Türk sinemasında geçmişten günümüze bakıldığında oluşum ve gelişim sürecinde geçen aşamaları dönemlere ayırabiliriz. Keza geçmişten günümüze bakıldığında bazı dönem adlandırılmalarının yapıldığını görebiliriz.
Dönemsel olarak bakarsak;
1923 ve 1939 arası Tiyatrocular Dönemi
1939 ve 1952 arasında biraz da ikinci dünya savaşı ve siyasi, politik belirsizliklerin etkisinde kalan Geçiş dönemi.
1952-1963 arasında bana kalırsa günümüzde dahi devam eden Yeni Sinemacılar Dönemi olarak adlandırılır..
Her ne kadar böyle dönem sınıflandırmaları olsa da örneğin Metin Erksan bu dönemlerin ülkenin içinde bulunduğu siyasi konjonktüre göre şekillendiğini ve ülkenin içinde bulunduğu duruma göre sinemanın şekillendiğini savunur.
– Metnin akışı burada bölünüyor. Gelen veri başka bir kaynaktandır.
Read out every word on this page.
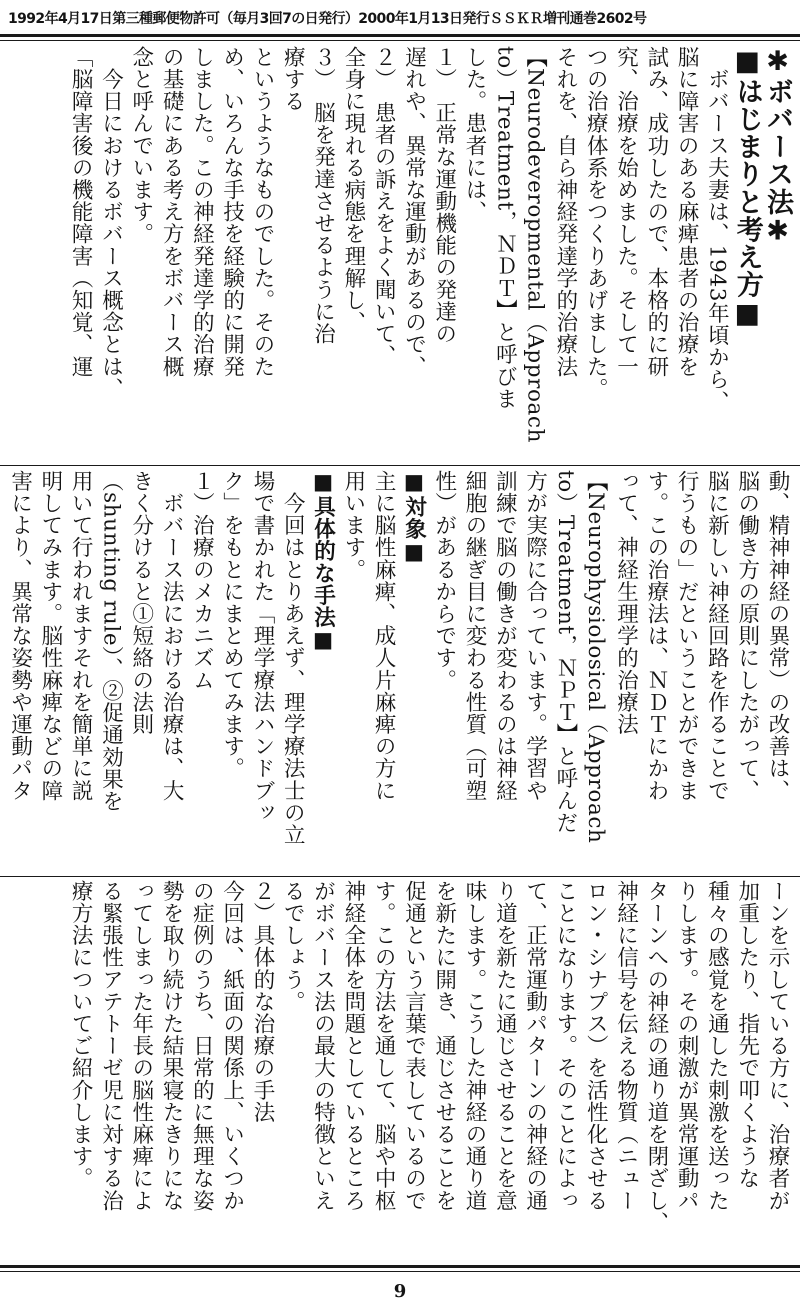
1992年4月17日第三種郵便物許可（毎月3回7の日発行）2000年1月13日発行ＳＳＫＲ増刊通巻2602号
✱ボバース法✱
■はじまりと考え方■
　ボバース夫妻は、1943年頃から、
脳に障害のある麻痺患者の治療を
試み、成功したので、本格的に研
究、治療を始めました。そして一
つの治療体系をつくりあげました。
それを、自ら神経発達学的治療法
【Neurodeveropmental（Approach
to）Treatment，ＮＤＴ】と呼びま
した。患者には、
１）　正常な運動機能の発達の
遅れや、異常な運動があるので、
２）　患者の訴えをよく聞いて、
全身に現れる病態を理解し、
３）　脳を発達させるように治
療する
というようなものでした。そのた
め、いろんな手技を経験的に開発
しました。この神経発達学的治療
の基礎にある考え方をボバース概
念と呼んでいます。
　今日におけるボバース概念とは、
「脳障害後の機能障害（知覚、運
動、精神神経の異常）の改善は、
脳の働き方の原則にしたがって、
脳に新しい神経回路を作ることで
行うもの」だということができま
す。この治療法は、ＮＤＴにかわ
って、神経生理学的治療法
【Neurophysiolosical（Approach
to）Treatment，ＮＰＴ】と呼んだ
方が実際に合っています。学習や
訓練で脳の働きが変わるのは神経
細胞の継ぎ目に変わる性質（可塑
性）があるからです。
■対象■
主に脳性麻痺、成人片麻痺の方に
用います。
■具体的な手法■
　今回はとりあえず、理学療法士の立
場で書かれた「理学療法ハンドブッ
ク」をもとにまとめてみます。
１）治療のメカニズム
　ボバース法における治療は、大
きく分けると①短絡の法則
（shunting rule）、②促通効果を
用いて行われますそれを簡単に説
明してみます。脳性麻痺などの障
害により、異常な姿勢や運動パタ
ーンを示している方に、治療者が
加重したり、指先で叩くような
種々の感覚を通した刺激を送った
りします。その刺激が異常運動パ
ターンへの神経の通り道を閉ざし、
神経に信号を伝える物質（ニュー
ロン・シナプス）を活性化させる
ことになります。そのことによっ
て、正常運動パターンの神経の通
り道を新たに通じさせることを意
味します。こうした神経の通り道
を新たに開き、通じさせることを
促通という言葉で表しているので
す。この方法を通して、脳や中枢
神経全体を問題としているところ
がボバース法の最大の特徴といえ
るでしょう。
２）具体的な治療の手法
今回は、紙面の関係上、いくつか
の症例のうち、日常的に無理な姿
勢を取り続けた結果寝たきりにな
ってしまった年長の脳性麻痺によ
る緊張性アテトーゼ児に対する治
療方法についてご紹介します。
9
Yani kısacası bu ayrıma giderken ülkedeki siyasi gelişmelerin sanat üzerindeki etkisini göz ardı etmemeyi savunmuştur.
Ancak ben burada çok sevdiğim Metin Erksan'dan farklı bir görüş taşımaktayım. Evet sinemamız doğal olarak ülkenin içinde bulunduğu şartlardan etkilenmiştir ancak bu tüm dünyada yaşanan bir süreçtir. Örneğin 1939-1945 ikinci dünya savaşı yıllarında ve sonrasında ağırlıklı olarak savaş ve zafer konulu filmler dünya sinemasında epey ses getirmiştir. Ancak sonrasında yeni sinemacılar geliştikçe filmlerin konusu da dönemin yapısına göre şekillenmiştir. Bu beklenen bir durumdur ancak Metin Erksan'ın bazı filmleri bulunduğu döneme ait işler değildir. Türkiye'de sansüre uğrasa da dünya sinemasında iz bırakmış ve Türkiye'nin içinde bulunduğu durumlardan etkilenmeden farklı bir sinema diliyle anlatılmış nice filmleri vardır. Genel manada sinemacılar içinde bulundukları toplumun psikolojik yansımalarından etkilenseler de bana kalırsa bu etkiler altında da olağanüstü farklı filmler yapılabilmiştir.